– Да, помню, помню, говори быстрее, скоро они будут здесь.
– Там у меня чекан спрятан. Это такой инструмент, смесь топорика и кирки, только наконечник другой. Отдай его Иванычу, я у него брал, неудобно будет, если менты заберут. Решат, что это оружие, он очень похож, хотя это натуральный инструмент ремесленника. Чеканщика. Но при случае он может и оружием послужить. короче, надо его отдать Иванычу. Выручи, не поленись.
– Да ты о чем говоришь! – обиделся Смоленский. – Сегодня же все и сделаю. Еще что нужно, говори быстрее, они вот-вот поднимутся.
Олег замялся. Ему было неудобно, но ситуация была не такая, чтобы миндальничать.
– Мне нужно уходить отсюда, – сказал он в трубку. – Игорь, у тебя есть деньги? Свободные.
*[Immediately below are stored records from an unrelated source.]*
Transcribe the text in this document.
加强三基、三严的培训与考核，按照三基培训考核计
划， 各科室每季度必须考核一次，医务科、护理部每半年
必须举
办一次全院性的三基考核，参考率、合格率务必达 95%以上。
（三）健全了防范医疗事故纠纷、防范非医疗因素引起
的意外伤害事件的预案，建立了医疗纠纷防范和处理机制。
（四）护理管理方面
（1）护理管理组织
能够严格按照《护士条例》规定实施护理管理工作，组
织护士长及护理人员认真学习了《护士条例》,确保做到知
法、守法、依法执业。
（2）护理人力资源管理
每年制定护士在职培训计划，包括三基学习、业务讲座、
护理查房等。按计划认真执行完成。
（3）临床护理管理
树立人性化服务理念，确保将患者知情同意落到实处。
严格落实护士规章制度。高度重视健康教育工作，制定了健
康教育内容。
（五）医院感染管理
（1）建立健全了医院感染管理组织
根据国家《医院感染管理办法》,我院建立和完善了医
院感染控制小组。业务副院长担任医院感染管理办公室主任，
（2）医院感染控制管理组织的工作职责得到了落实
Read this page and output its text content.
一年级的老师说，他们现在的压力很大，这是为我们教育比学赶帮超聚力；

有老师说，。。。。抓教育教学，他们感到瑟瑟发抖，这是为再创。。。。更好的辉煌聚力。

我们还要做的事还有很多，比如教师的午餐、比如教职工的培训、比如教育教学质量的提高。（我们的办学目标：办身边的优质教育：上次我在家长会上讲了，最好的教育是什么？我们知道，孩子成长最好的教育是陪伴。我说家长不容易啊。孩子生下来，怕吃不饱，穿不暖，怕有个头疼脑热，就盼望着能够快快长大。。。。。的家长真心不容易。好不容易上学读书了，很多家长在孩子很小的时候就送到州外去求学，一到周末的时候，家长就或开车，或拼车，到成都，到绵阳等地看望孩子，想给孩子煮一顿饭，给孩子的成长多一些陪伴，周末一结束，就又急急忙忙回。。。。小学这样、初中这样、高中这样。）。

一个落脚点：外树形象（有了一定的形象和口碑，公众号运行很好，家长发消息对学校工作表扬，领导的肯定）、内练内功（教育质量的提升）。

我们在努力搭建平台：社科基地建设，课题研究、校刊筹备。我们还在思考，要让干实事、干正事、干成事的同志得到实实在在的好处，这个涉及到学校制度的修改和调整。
– Не поверишь, но не дам. При себе нет, да и следят за мной наверняка. Любой съем со счета тоже вызовет подозрения. Сделаем вот что, записывай телефон. – Смоленский продиктовал номер. – Это Жак. Скажешь, что от меня, он даст, я его предупрежу. Меня не ищи, наверняка прослушку установят. Связь будем держать через того же Жака. Все, держись и помни – мы в тебя верим…
В трубке раздались короткие гудки. Чернов медленно положил трубку. Ему ужасно не хотелось поднимать голову и встречаться глазами с девушкой.
– Олег, что все это значит? – спросила Илса. – Тебя обвиняют в убийстве?
– Илса, я не убивал, – севшим голосом произнес Олег. – Я не знаю, каким образом оказался здесь, у тебя, но понимаю, что не должен был приходить сюда! Я сейчас уйду.
– Никуда ты не уйдешь! – не громко, но твердо ответила Илса. – Это же самоубийство. В таком состоянии я тебя не отпущу. Но в то же время, я думаю, имею право знать, что все-таки происходит. И с чем нам придется столкнуться.
– Нет, я должен идти. – Олег приподнялся и, почувствовав приступ головокружения, замер.
– Прекрати говорить глупости. А тем более делать. Судя по тому, что происходит, ты их и так уже наделал немало! – Произнося эти слова, Илса внимательно следила за выражением его лица. – Хорошо бы некоторым людям, которые никак не могут расстаться с детством, понять, наконец, что жизнь не имеет ничего общего с книжной романтикой. Это жизнь, здесь все иначе!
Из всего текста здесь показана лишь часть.